Die Kleine Zeitung hat eine Pro & Contra Diskussion zu einer möglichen autofreien Neutorgasse eröffnet. Da DI Karl-Heinz Posch, Leiter des Instituts für Verkehrspädagogik, die Idee der autofreien Neutorgasse als große Chance für eine Erweiterung der verkehrsberuhigten Innenstadt sieht, lehnt er die Wiedereinführung des Durchzugsverkehrs nach der Baustelle vehement ab. Das wäre für ihn eine Rückkehr zur Verkehrsplanung der 50er- und 60er-Jahre. Auch 66 % der Teilnehmer*innen einer Online-Umfrage der Kleinen Zeitung sind für eine autofreie Neutorgasse.

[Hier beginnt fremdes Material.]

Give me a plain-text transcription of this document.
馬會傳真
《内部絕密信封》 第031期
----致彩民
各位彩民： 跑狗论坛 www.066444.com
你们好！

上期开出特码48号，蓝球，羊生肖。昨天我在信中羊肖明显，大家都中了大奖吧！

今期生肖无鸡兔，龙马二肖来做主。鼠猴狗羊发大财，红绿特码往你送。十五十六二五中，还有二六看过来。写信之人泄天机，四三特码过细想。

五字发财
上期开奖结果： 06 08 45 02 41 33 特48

Bernhard Bauer, Leiter der Regionalstelle Graz der Wirtschaftskammer, sieht dies erwartungsgemäß ganz anders: „Wir müssen hier also – auch wenn wir uns alle weniger Autos in der Stadt wünschen, – auf die Bedürfnisse der Unternehmerinnen und Unternehmer hören, die genau wissen, was für ihre Kunden und Mitarbeiter wichtig ist: Sehr viele der konsumierenden Innenstadtbesucher kommen nach wie vor mit dem Auto. Um nicht zu riskieren, dass wir die Innenstadt „zu Tode beruhigen“, ist daher eine Diskussion über eine autofreie Neutorgasse derzeit nicht zielführend“.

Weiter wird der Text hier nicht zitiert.